I think cropping is fine, since I also crop 512 * 512 patches from LSDIR for training.
@Phhofm I think multi-scaling is beneficial even for large dataset, since it diversify scales of objects in single patches, and test images have different image scale.
What's more, I recommend Q-Align as a no-reference metric, which is strong on benchmarks. And I have tested it, it works well in eliminating bad images in LSDIR.
I think cropping is fine, since I also crop 512 * 512 patches from LSDIR for training.
I see, so that is not the issue :thinking: Maybe it doesn't work well for diffusion for some reason, like I said it was built by testing on cnn/transformer only. But let me know if you make any new tests, I'm interested in the results.
I think multi-scaling is beneficial even for large dataset
I think there's a trade-off here. If too much multi-scaling is applied (for example on all the dataset, with 2x, 4x, 8x scales), it could increase the succeptibility to overfitting, since it would repeat the 'same' image multiple times. So using it on a percentage of the dataset instead (like 25%-50%) would probably be better.
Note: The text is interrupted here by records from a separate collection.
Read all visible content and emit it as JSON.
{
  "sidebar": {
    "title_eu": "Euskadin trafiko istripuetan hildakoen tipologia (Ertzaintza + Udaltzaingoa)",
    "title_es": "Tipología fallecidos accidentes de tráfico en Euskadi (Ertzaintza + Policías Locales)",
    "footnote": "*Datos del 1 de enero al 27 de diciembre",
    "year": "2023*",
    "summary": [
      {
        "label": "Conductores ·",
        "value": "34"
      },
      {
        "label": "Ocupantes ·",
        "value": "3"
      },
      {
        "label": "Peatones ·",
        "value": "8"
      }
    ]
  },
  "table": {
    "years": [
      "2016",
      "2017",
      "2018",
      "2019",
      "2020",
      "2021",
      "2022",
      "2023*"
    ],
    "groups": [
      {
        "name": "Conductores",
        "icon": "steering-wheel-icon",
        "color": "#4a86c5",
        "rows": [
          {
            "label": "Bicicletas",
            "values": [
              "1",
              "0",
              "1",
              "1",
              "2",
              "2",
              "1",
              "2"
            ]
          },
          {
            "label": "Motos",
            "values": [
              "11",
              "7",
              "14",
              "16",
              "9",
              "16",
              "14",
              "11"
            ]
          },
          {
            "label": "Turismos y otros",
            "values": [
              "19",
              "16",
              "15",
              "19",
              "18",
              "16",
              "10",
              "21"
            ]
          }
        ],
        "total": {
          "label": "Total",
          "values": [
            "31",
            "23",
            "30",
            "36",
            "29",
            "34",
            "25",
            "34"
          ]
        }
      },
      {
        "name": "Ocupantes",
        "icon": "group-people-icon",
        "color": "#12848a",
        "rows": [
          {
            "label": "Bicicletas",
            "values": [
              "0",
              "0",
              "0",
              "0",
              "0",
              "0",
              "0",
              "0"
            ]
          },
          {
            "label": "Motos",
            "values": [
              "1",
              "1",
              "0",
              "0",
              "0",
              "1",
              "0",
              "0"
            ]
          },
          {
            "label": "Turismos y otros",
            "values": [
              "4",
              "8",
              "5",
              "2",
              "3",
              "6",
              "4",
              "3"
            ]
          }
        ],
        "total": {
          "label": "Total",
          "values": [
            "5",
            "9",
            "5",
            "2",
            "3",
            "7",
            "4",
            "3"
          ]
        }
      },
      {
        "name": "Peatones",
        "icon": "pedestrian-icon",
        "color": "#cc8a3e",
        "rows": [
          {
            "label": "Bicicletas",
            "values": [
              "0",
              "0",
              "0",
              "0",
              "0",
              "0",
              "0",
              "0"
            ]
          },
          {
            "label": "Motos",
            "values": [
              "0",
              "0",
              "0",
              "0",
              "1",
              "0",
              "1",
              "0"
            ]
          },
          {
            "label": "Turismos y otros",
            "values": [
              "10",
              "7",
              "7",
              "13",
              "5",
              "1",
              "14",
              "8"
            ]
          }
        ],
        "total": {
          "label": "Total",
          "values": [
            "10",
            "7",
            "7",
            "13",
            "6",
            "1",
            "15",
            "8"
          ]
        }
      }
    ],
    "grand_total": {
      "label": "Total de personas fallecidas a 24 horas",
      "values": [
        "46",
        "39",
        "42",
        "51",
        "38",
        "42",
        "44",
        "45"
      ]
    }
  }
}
PS @Luciennnnnnn yeah I am currently trying out qalign by usign the pyiqa inference script and using the 8bit option there so i ran run it, and it seems to work great. It is quite a bit slower though than other options (like topiq_nr for example); to test it out I tiled LSDIR into 179’006 512x512px tiles, and it takes me around 22 hours to score those with qalign_8bit.
On the HQ50K Dataset I used a qalign_8bit cutoff score of 4 on the tiles (so removed all tiles that scored below 4 from the dataset) Also trying out using a complexity scoring, using a cutoff score of 0.3 or 0.4 on that dataset: Dataset_prep_complexity_part.pdf
If you're interested in collaborating, please let me know.
Hi! I'd be happy to collaborate with you. Could you please share your Gmail or other contact details? I'm currently in the final stages of my paper for CVPR '25, so I’ll be available after the submission deadline (November 15). Does that work for you?
Hi, I'm curious about how Nomos-v2 is collected? What's more, is it better than other datasets? Is there a benchmark on performance?